UN PROBLEMA POLITICO

Come scrive il rapporto, a rischio sono gli stessi meccanismi democratici. C’è un legame diretto tra concentrazione di ricchezza estrema ed erosione della democrazia. Quando un miliardario usa la propria ricchezza per comprare un politico, influenzare un governo, possedere un giornale o una piattaforma di social media, o per mettere al bando qualsiasi opposizione  queste azioni compromettono il progresso e l’equità a discapito delle maggioranze. E’ un potere che conferisce ai miliardari il controllo sul nostro futuro, “minando la libertà politica e i diritti di tutti”. Nel rapporto si afferma che miliardari hanno probabilità “enormemente superiori rispetto ai cittadini comuni di occupare ruoli decisionali”, e che “proprietari di grandi gruppi mediatici con forti interessi economici amplificano narrative favorevoli agli interessi delle élite”.

2025: L’ANNO DELLE ÉLITE

Nel dossier il 2025 è presentato come l’anno in cui l’aumento della ricchezza dei miliardari ha coinciso con l’attuazione di politiche favorevoli alle stesse élite. Si tratta di una tendenza globale in atto sia in Usa che in Europa. La riduzione della pressione fiscale sugli ultra-ricchi e l’indebolimento degli sforzi internazionali per una tassazione minima delle grandi multinazionali hanno fatto il resto.

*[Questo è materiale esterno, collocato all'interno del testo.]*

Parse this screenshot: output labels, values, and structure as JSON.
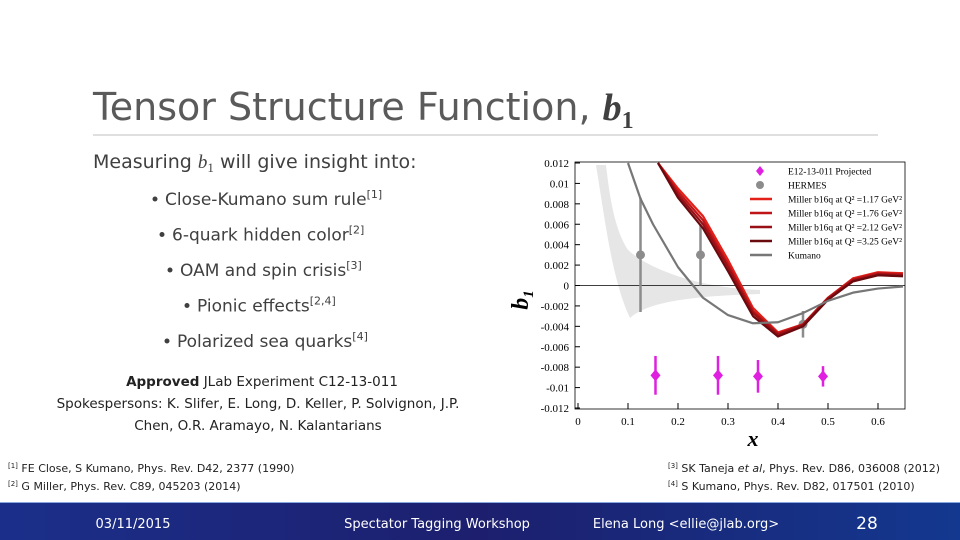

Senza interventi mirati, avverte l’Oxfam, le disuguaglianze aumenteranno e metteranno a rischio la stabilità sociale e l’integrità delle istituzioni democratiche.

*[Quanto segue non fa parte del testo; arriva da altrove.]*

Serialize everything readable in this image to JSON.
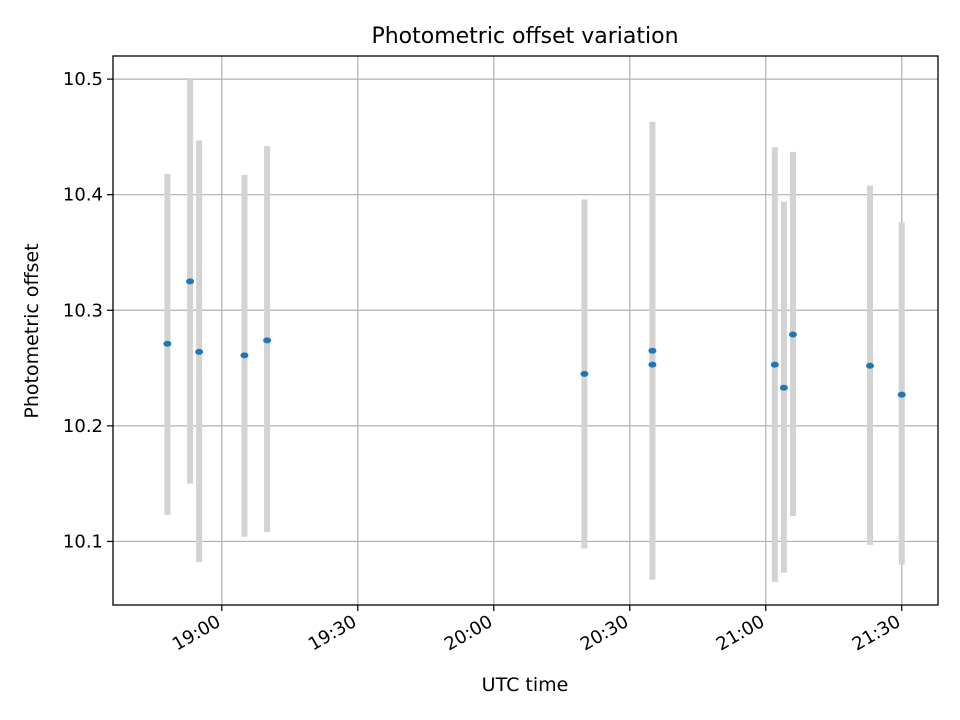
{
  "chart_data": {
    "type": "scatter",
    "title": "Photometric offset variation",
    "xlabel": "UTC time",
    "ylabel": "Photometric offset",
    "x_axis_type": "time",
    "xlim": [
      "18:36",
      "21:38"
    ],
    "ylim": [
      10.045,
      10.52
    ],
    "x_ticks": [
      "19:00",
      "19:30",
      "20:00",
      "20:30",
      "21:00",
      "21:30"
    ],
    "y_ticks": [
      10.1,
      10.2,
      10.3,
      10.4,
      10.5
    ],
    "y_tick_labels": [
      "10.1",
      "10.2",
      "10.3",
      "10.4",
      "10.5"
    ],
    "grid": true,
    "marker_color": "#1f77b4",
    "errorbar_color": "#d3d3d3",
    "points": [
      {
        "time": "18:48",
        "y": 10.271,
        "y_low": 10.123,
        "y_high": 10.418
      },
      {
        "time": "18:53",
        "y": 10.325,
        "y_low": 10.15,
        "y_high": 10.5
      },
      {
        "time": "18:55",
        "y": 10.264,
        "y_low": 10.082,
        "y_high": 10.447
      },
      {
        "time": "19:05",
        "y": 10.261,
        "y_low": 10.104,
        "y_high": 10.417
      },
      {
        "time": "19:10",
        "y": 10.274,
        "y_low": 10.108,
        "y_high": 10.442
      },
      {
        "time": "20:20",
        "y": 10.245,
        "y_low": 10.094,
        "y_high": 10.396
      },
      {
        "time": "20:35",
        "y": 10.253,
        "y_low": 10.1,
        "y_high": 10.407
      },
      {
        "time": "20:35",
        "y": 10.265,
        "y_low": 10.067,
        "y_high": 10.463
      },
      {
        "time": "21:02",
        "y": 10.253,
        "y_low": 10.065,
        "y_high": 10.441
      },
      {
        "time": "21:04",
        "y": 10.233,
        "y_low": 10.073,
        "y_high": 10.394
      },
      {
        "time": "21:06",
        "y": 10.279,
        "y_low": 10.122,
        "y_high": 10.437
      },
      {
        "time": "21:23",
        "y": 10.252,
        "y_low": 10.097,
        "y_high": 10.408
      },
      {
        "time": "21:30",
        "y": 10.227,
        "y_low": 10.08,
        "y_high": 10.376
      }
    ]
  }
}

LE POLICY CONTRO LE DISUGUAGLIANZE

Per invertire questa tendenza, Oxfam propone una serie di interventi di policy. Tra questi: una tassazione più progressiva dei super-ricchi, incluso l’inasprimento di imposte sulla ricchezza e sulle grandi eredità; l’abolizione dei paradisi fiscali e l’attuazione di accordi multilaterali per evitare l’elusione e il rafforzamento di servizi pubblici essenziali come istruzione, sanità e protezione sociale nei paesi più fragili.